Acute endovascular stroke therapy is designed to restore perfusion for patients with large vessel occlusions (LVOs) to hopefully minimize any eventual disability. This subgroup of severely affected stroke patients comprise only a minority of the 800,000 strokes that occur annually in the US.1 But this same group consumes a disproportionately large share of stroke care resources. Currently, the only US Food and Drug Administration (FDA)-approved treatment for acute ischemic stroke, intravenous thrombolysis, unfortunately, has been shown to have modest, if any, clinical efficacy for these severely affected patients.
Ever since 2004, when the FDA approved the first intra-arterial thrombectomy (IAT) device for clot removal in patients with acute ischemic stroke, compelling anecdotal reports and experiences have led some to consider IAT as a promising treatment option for severely affected stroke patients. But three randomized controlled trials of intra-arterial treatment, published simultaneously in The New England Journal of Medicine in 2013 had ambiguous results.2–4 In their cohort as a whole, endovascular therapy conferred no additional benefit to IAT. Additional subgroup analysis yielded noteworthy trends. Improved recanalization as measured by the Thombolysis in Cerebral Infarction (TICI) scale yielded more favorable clinical outcomes. However, only a minority of the endovascular cohort in the Interventional Management of Stroke (IMS-III) study had a TICI 2b or 3 angiographic result, indicating clinically meaningful reperfusion. In the subset of patients with an admission National Institutes of Health Stroke Scale (NIHSS) >20, which is a surrogate marker for LVOs, there was a 7 % absolute higher rate of modified Rankin score (mRS) 0–2 among those treated with endovascular therapy.2 When looking at the subset with the largest vascular occlusions, namely carotid terminus or tandem carotid and M1 lesions, there was a 23 % absolute higher rate of mRS 0–2 in the endovascular group. As a result, it was clear that a more accurate assessment of the clinical efficacy of acute endovascular stroke therapy necessitated studying subjects with LVOs and thrombectomy devices with higher published recanalization rates.

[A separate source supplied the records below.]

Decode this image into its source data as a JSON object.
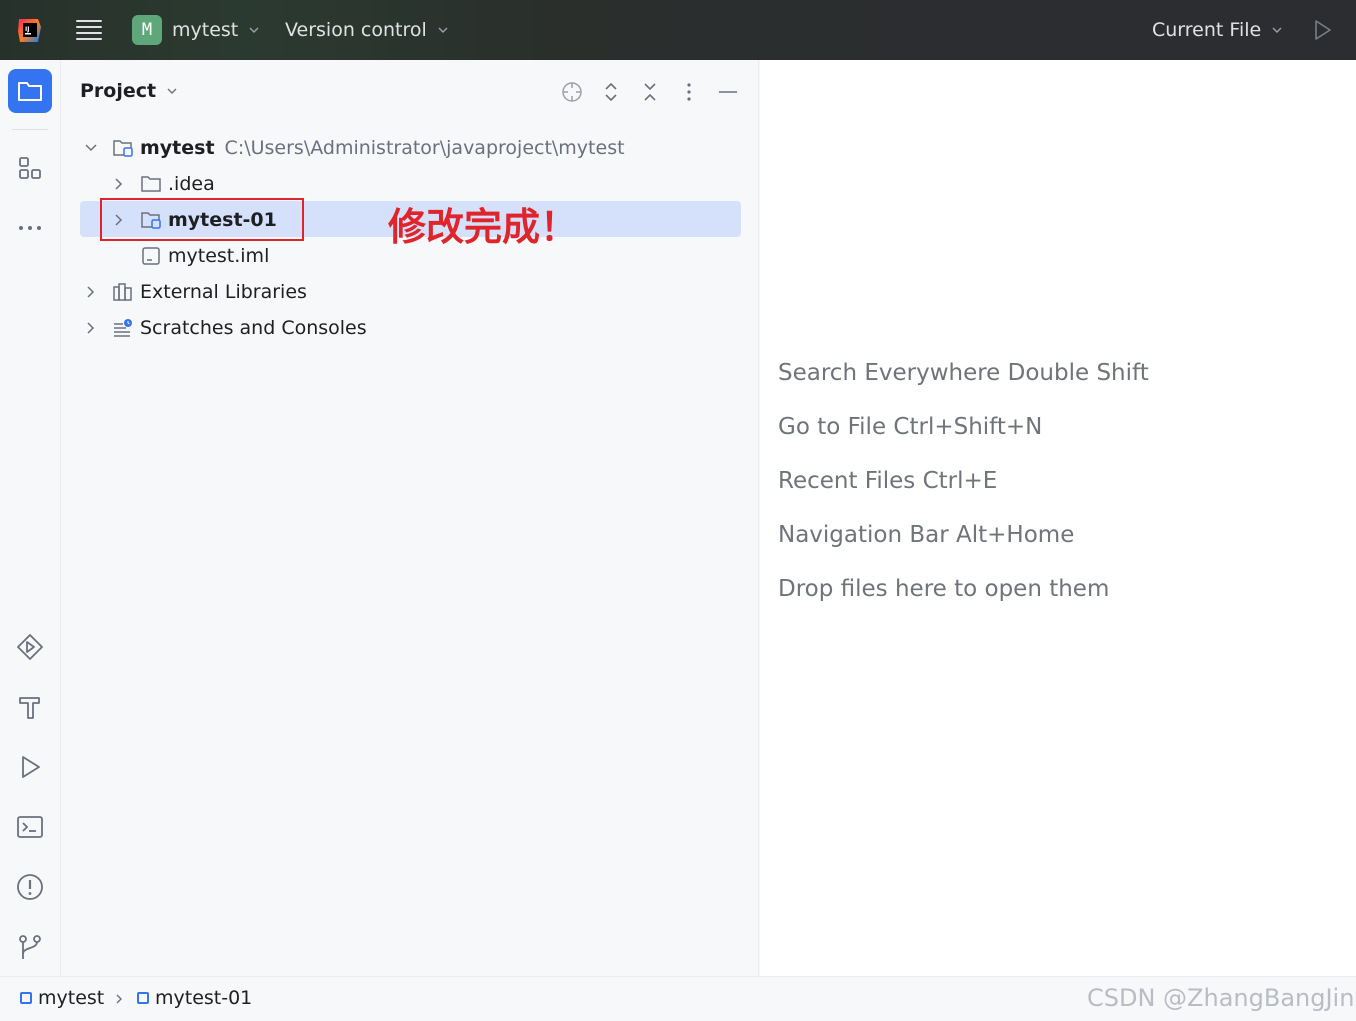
{
  "titlebar": {
    "project_badge": "M",
    "project_name": "mytest",
    "vcs_label": "Version control",
    "run_config": "Current File"
  },
  "project_panel": {
    "title": "Project"
  },
  "tree": {
    "root_name": "mytest",
    "root_path": "C:\\Users\\Administrator\\javaproject\\mytest",
    "idea": ".idea",
    "module": "mytest-01",
    "iml": "mytest.iml",
    "external_libraries": "External Libraries",
    "scratches": "Scratches and Consoles"
  },
  "annotation": "修改完成！",
  "editor_hints": [
    "Search Everywhere Double Shift",
    "Go to File Ctrl+Shift+N",
    "Recent Files Ctrl+E",
    "Navigation Bar Alt+Home",
    "Drop files here to open them"
  ],
  "statusbar": {
    "crumb_root": "mytest",
    "crumb_module": "mytest-01",
    "watermark": "CSDN @ZhangBangJin"
  },
  "colors": {
    "accent": "#3574f0",
    "selection": "#d5e1fb",
    "annotation_red": "#e0242b",
    "project_badge": "#5fa77a"
  }
}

Which brings us to the December 2014 publication in The New England Journal of Medicine of the Multicenter Randomized Clinical Trial of Endovascular Treatment of Acute Ischemic Stroke in the Netherlands (MR CLEAN) study.5 The study aims were to see, in patients with LVO within 6 hours, if intra-arterial thrombolysis, compared with medical management, yielded improved clinical outcomes as measured by the mRS at 90 days.
A major feature in the study design was the requirement of LVO confirmation via imaging prior to enrollment. The biggest methodological difference was the decision by the Dutch government to pay for the use of thrombectomy devices only in the context of a randomized trial, thereby precluding treatment outside the trial. This policy accelerated enrollment and allowed the investigators to achieve a large sample size in a short period of time.
The results were unprecedented. Within 3 years, with about 500 subjects enrolled, 97 % had confirmation of LVO prior to enrollment. About 90 % of subjects in both groups received intravenous alteplase. In the intervention group, stent retrievers were used in 97 % of cases. Meaningful angiographic recanalization, as scored by a TICI 2b or 3 was achieved in 60 % of cases, as opposed to 41 % in the IMS-III study. In terms of the primary outcome measure, there was an absolute increase of 13.5 % (32.6 versus 19.1 %) in the rate of functional independence at 90 days among the intervention group. Although there was a higher rate of new ischemic stroke in different vascular territory (5.6 versus 0.4 %) in the treatment group, there were no differences in mortality at 30 days (19 versus 19 %) or symptomatic intracerebral hemorrhage (ICH) (6.0 versus 5.2 %).
The data from the MR CLEAN study as well as subgroup analysis of prior studies comparing endovascular therapy to best medical management provide valuable insight into discerning any clinical benefit for intervention. A meta-analysis6 of the six most recent prospective randomized controlled trials comparing endovascular therapies with best medical management was published after the MR CLEAN results were presented at the 9th World Stroke Congress (Istanbul, Turkey, 2014). They found when comparing cohorts from the six studies with LVO confirmation prior to randomization, the intervention group (n=655) had a 1.7 times greater odds of achieving mRS 0–2 at 90 days compared with best medical management (n=528). The 95 % confidence interval was between 1.29 and 2.16 with p=0.0001.
In 2015, there is now level 1 evidence from prospective randomized controlled trials proving the clinical efficacy of acute endovascular stroke therapy. Specifically, patients who would stand to benefit need to have a LVO, need to be treated within the first 6 hours after symptom onset, and be treated by experienced neurointerventionalists who can consistently achieve high rates of TICI 2b/3 recanalization.